Nel frattempo, l’esplorazione delle varie tappe che compongono il viaggio si distanzia dal taglio immaginifico originale per muoversi unicamente tra citazioni per appassionati, con gli scenari ripresi dai playset Mattel, le illustrazioni iniziali che guardano alla grafica delle scatole dei giocattoli e vari cameo di personaggi rimasti in ombra nel tempo e ora riportati alla luce. Si pensi alla quarta puntata ambientata nel regno dei morti di Subternia, esemplare in quanto a mancanza di un potenziale iconografico forte e abbastanza inconcludente sul piano della psicologia messa in campo dai personaggi, cui non riesce a dar sollievo l’espediente della morte illustre, ormai diventato anch’esso un cliché nell’epoca post Trono di spade. Una serie, insomma, poco inventiva, dove emerge a fatica la verità di queste figure che vorrebbero porsi come complesse e risultano invece diluite in una narrazione formulaica: paradigmatico a tal proposito che a svettare sia proprio l’unico non umano del gruppo, ovvero il cyborg Roboto che nel corso dell’avventura scopre la sua umanità.
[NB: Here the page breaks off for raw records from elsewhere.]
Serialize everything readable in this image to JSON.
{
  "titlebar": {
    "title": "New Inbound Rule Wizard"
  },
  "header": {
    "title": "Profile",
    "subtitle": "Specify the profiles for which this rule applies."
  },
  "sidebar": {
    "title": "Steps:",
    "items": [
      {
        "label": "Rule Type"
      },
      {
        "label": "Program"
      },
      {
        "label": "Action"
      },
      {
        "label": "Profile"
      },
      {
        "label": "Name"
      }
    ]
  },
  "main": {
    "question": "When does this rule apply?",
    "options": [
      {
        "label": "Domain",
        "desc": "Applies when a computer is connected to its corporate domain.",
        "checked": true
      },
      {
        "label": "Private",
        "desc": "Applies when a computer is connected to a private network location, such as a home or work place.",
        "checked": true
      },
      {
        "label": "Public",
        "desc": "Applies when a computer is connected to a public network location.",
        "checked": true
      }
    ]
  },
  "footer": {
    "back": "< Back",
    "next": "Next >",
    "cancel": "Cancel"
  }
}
A parziale bilanciamento c’è un design indovinato, che centra uno dei tratti vincenti dell’epoca Filmation, l’uso espressivo del colore, fatto di forme piene e in grado di garantire una buona resa evocativa: si pensi all’uso del fluorescente nelle apparizioni di Scareglow nella già menzionata avventura a Subternia, autentica puntata-fulcro di tutti i dualismi che continuano a caratterizzare la storia.